To support the aforementioned challenges of the four Vs and cost effectiveness, big data technology platforms use distributed processing to build scalability, fault tolerance, and high throughputs. In distributed processing, there are multiple different compute resources that work together to execute a task. Hadoop is a big data solution that is built on distributed processing concepts, where thousands of computer nodes can work together on PBs of data to execute a query task. For example, HDInsight (managed Hadoop on Microsoft Azure) and Databricks are heavily used platforms on Microsoft Azure.
So far, there has been a brief mention of enterprise data warehouse and big data concepts. While big data technologies were emerging, there was another concept called massively parallel processing (MPP) that came into light. It helped to analyze large amount of structured data. However, building an enterprise data warehouse took a long time considering the ETL, building centralized data stores, and OLAP layer, etc. involved. This solution was cumbersome, especially when the data size was in dozens to hundreds of TBs. There was a need for technology that could analyze this amount of data without the overhead of going through the long cycle. With MPP technologies, SQL queries can be executed on TBs of data within seconds to minutes, which could take days to run on traditional EDW systems.

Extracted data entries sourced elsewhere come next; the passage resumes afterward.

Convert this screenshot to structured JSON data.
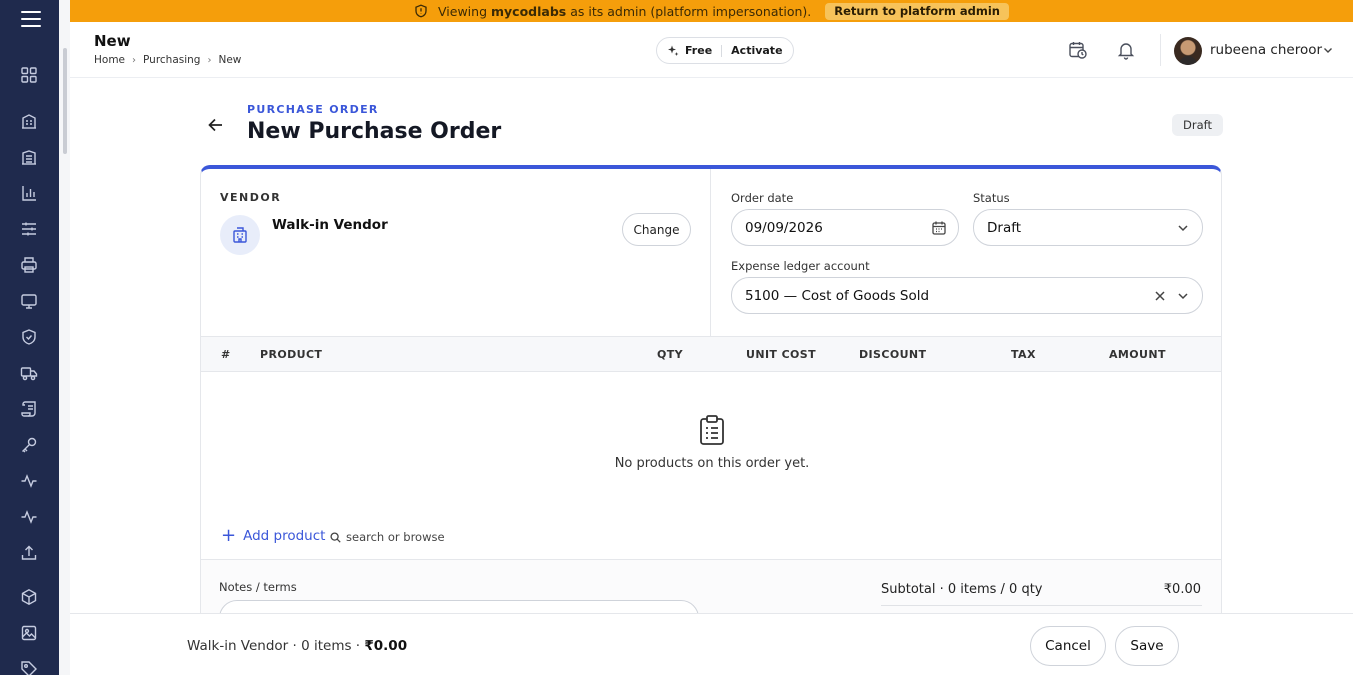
{
  "banner": {
    "text_before": "Viewing",
    "org_name": "mycodlabs",
    "text_after": "as its admin (platform impersonation).",
    "return_button": "Return to platform admin",
    "color": "#f59e0b"
  },
  "sidebar": {
    "color": "#1f2a4d",
    "items": [
      {
        "icon": "dashboard-grid-icon"
      },
      {
        "icon": "building-icon"
      },
      {
        "icon": "warehouse-icon"
      },
      {
        "icon": "bar-chart-icon"
      },
      {
        "icon": "sliders-icon"
      },
      {
        "icon": "printer-icon"
      },
      {
        "icon": "monitor-icon"
      },
      {
        "icon": "shield-check-icon"
      },
      {
        "icon": "truck-icon"
      },
      {
        "icon": "scroll-icon"
      },
      {
        "icon": "key-icon"
      },
      {
        "icon": "activity-icon"
      },
      {
        "icon": "pulse-icon"
      },
      {
        "icon": "upload-icon"
      },
      {
        "icon": "package-icon"
      },
      {
        "icon": "image-icon"
      },
      {
        "icon": "tag-icon"
      }
    ]
  },
  "header": {
    "title": "New",
    "breadcrumb": [
      "Home",
      "Purchasing",
      "New"
    ],
    "plan": {
      "label": "Free",
      "action": "Activate"
    },
    "user": {
      "name": "rubeena cheroor"
    }
  },
  "page": {
    "eyebrow": "PURCHASE ORDER",
    "title": "New Purchase Order",
    "status_badge": "Draft",
    "accent_color": "#3b57d9"
  },
  "vendor": {
    "section_label": "VENDOR",
    "name": "Walk-in Vendor",
    "change_button": "Change"
  },
  "form": {
    "order_date": {
      "label": "Order date",
      "value": "09/09/2026"
    },
    "status": {
      "label": "Status",
      "value": "Draft"
    },
    "expense_ledger": {
      "label": "Expense ledger account",
      "value": "5100 — Cost of Goods Sold"
    }
  },
  "table": {
    "columns": [
      "#",
      "PRODUCT",
      "QTY",
      "UNIT COST",
      "DISCOUNT",
      "TAX",
      "AMOUNT"
    ],
    "rows": [],
    "empty_message": "No products on this order yet."
  },
  "add_product": {
    "label": "Add product",
    "hint": "search or browse"
  },
  "notes": {
    "label": "Notes / terms",
    "value": ""
  },
  "totals": {
    "subtotal_label": "Subtotal · 0 items / 0 qty",
    "subtotal_value": "₹0.00"
  },
  "footer": {
    "summary_prefix": "Walk-in Vendor · 0 items · ",
    "summary_total": "₹0.00",
    "cancel": "Cancel",
    "save": "Save"
  }
}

Massively Parallel Processing
In MPP systems, all the compute nodes participate in coordinated operations, yet are built on shared nothing architecture. These nodes are independent units of compute, storage, and memory; to reduce the contention between nodes, there is no resource sharing between the nodes. This approach relies on parallelism to execute the queries on large data. In MPP, all the data is split into multiple nodes to run the queries locally and in parallel with all the other nodes. This helps to execute queries faster on TBs of data. Examples of MPP solutions are SQL pools in Synapse Analytics (earlier known as SQL DW) and Redshift, etc.

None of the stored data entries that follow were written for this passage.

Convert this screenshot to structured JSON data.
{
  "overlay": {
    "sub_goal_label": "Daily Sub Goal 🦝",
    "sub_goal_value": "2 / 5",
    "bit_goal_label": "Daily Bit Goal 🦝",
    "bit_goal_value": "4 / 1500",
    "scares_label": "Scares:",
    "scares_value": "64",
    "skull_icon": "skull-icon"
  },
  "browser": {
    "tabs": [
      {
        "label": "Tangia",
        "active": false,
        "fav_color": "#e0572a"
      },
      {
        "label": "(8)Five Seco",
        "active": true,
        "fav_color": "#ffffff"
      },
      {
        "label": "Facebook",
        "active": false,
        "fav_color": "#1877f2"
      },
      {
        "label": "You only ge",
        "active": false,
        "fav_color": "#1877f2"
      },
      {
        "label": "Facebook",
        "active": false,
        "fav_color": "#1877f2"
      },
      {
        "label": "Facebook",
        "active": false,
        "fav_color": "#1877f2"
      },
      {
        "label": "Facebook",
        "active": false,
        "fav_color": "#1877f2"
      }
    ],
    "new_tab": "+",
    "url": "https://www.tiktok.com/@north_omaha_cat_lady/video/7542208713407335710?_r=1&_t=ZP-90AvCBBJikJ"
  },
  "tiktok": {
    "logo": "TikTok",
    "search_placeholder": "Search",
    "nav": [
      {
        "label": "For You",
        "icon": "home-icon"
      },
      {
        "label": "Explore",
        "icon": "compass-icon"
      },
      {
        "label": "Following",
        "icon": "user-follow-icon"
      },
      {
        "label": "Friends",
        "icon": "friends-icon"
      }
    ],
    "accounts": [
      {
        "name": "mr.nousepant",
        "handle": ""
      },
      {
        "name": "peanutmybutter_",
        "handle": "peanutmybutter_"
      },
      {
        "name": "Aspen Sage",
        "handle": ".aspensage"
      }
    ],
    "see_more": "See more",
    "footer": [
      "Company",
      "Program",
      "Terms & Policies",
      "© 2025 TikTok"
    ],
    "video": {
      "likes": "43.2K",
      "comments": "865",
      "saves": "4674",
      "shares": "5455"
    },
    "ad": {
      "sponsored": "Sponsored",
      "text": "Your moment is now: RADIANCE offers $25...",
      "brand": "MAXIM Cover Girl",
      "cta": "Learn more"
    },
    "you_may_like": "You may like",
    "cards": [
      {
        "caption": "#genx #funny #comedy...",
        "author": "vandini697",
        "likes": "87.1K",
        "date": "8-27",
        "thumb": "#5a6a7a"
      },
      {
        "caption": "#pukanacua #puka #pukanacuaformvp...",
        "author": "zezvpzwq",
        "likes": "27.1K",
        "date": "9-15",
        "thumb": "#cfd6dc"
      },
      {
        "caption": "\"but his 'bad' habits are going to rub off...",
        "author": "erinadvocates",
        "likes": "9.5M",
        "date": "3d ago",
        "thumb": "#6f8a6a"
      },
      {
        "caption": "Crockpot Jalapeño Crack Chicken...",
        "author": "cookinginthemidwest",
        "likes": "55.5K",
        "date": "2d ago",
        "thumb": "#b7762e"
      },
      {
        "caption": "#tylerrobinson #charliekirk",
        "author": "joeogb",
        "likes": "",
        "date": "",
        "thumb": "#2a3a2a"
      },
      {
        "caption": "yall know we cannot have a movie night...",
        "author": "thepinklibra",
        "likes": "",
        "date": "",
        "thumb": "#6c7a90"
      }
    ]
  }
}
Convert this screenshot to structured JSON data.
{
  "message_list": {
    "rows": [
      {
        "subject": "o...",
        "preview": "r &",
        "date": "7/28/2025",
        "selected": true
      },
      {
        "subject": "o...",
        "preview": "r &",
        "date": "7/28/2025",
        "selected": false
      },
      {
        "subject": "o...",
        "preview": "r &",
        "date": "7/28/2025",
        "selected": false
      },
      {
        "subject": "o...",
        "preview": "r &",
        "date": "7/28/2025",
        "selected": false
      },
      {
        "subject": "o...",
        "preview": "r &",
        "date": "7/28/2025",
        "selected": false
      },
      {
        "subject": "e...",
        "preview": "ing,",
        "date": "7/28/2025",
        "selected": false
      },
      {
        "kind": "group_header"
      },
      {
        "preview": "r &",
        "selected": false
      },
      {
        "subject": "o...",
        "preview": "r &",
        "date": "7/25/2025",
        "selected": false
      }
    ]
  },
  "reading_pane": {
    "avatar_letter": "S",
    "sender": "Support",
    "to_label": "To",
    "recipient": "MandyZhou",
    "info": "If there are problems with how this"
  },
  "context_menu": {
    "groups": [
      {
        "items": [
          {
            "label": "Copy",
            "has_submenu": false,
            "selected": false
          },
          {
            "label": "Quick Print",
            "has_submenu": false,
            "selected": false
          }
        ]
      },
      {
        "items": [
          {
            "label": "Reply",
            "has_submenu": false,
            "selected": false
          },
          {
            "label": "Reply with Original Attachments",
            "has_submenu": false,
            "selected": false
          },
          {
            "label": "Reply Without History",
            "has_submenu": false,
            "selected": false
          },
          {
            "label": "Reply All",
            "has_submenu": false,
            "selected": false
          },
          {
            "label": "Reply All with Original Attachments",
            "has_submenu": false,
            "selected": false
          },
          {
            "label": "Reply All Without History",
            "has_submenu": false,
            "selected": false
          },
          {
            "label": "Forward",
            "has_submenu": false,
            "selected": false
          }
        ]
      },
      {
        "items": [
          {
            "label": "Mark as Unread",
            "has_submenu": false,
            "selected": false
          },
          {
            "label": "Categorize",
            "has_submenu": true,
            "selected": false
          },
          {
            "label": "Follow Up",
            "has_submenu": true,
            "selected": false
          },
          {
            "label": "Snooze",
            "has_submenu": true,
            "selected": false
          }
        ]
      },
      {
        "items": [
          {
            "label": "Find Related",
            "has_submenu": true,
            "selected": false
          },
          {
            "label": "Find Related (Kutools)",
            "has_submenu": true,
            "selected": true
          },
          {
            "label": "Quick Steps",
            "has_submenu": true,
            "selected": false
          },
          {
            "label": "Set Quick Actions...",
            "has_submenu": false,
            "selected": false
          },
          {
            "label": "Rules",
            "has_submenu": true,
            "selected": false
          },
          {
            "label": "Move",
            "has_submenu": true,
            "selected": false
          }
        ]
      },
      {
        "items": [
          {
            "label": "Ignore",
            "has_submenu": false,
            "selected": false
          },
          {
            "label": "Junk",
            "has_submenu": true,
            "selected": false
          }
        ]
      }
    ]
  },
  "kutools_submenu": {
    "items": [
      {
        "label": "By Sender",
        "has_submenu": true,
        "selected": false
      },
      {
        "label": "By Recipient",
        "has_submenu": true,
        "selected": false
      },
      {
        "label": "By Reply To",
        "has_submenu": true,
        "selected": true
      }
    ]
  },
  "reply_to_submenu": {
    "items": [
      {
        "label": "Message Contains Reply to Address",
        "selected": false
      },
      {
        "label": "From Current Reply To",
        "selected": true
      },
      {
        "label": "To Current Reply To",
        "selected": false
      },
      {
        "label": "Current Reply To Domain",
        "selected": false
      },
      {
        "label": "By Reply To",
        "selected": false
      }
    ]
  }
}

So far, there has been a discussion of three major types of analytics systems: enterprise data warehouse, big data, and MPP systems. Now, let’s understand where the word data lake analytics comes from.

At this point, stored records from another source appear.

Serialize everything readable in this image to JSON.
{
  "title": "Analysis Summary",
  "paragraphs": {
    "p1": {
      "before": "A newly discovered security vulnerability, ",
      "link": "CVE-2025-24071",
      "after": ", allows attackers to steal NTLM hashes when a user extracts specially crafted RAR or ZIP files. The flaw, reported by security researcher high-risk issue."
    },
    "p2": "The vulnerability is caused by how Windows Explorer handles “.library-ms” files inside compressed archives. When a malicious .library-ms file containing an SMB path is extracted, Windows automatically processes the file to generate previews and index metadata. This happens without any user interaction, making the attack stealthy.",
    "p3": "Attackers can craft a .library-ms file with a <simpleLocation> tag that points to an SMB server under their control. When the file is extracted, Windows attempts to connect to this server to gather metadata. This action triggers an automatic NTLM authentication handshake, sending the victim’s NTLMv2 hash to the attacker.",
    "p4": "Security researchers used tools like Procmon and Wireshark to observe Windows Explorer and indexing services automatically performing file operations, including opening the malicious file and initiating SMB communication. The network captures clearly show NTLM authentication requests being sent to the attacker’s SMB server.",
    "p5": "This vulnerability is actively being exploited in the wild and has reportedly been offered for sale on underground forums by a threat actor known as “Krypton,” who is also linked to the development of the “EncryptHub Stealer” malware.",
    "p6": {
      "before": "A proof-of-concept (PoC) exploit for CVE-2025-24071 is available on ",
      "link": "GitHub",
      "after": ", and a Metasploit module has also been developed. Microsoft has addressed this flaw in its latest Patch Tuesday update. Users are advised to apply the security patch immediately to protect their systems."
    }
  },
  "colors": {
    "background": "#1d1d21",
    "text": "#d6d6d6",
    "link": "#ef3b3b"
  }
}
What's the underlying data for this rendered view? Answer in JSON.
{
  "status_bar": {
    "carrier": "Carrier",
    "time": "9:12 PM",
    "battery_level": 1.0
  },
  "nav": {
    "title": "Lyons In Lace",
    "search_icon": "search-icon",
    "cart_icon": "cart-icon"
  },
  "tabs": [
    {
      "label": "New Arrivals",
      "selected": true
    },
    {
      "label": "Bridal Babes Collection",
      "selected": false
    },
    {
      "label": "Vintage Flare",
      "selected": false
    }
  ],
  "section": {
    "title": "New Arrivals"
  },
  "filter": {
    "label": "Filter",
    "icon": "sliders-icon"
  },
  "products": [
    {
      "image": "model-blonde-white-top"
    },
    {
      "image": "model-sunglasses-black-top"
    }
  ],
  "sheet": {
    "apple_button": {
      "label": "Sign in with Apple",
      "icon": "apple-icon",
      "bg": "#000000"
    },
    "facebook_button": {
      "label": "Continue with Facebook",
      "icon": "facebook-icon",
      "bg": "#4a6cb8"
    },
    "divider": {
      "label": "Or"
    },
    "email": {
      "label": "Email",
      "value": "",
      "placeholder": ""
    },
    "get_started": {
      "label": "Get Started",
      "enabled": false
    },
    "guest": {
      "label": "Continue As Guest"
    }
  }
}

Data Lake Analytics Rationale
- 1.
Data sources
- 2.
Data ingestion
- 3.
Data storage
- 4.
Preparation and training
- 5.
Model and serve
In the coming chapters, these steps are discussed in detail.
Conclusion
This chapter is about the basics of data analytics and how the evolution of data analytics platforms happened. The chapter is important for both data engineers and other DB profiles who are trying to get into this field. It briefly covers relational and nonrelational data stores and how the application landscape has changed from monolithic to microservices architectures. Moreover, there is a discussion on how these changes have brought a shift from enterprise data warehouses to big data analytics and massively parallel processing solutions. Fast-forward to the cloud world, where the enterprise data warehouse has been merged with big data analytics solutions into modern data warehouses; and when ML is infused into this solution, it becomes advanced analytics solutions. In the next chapter, there is a deeper discussion of the basic building blocks of data analytics solutions.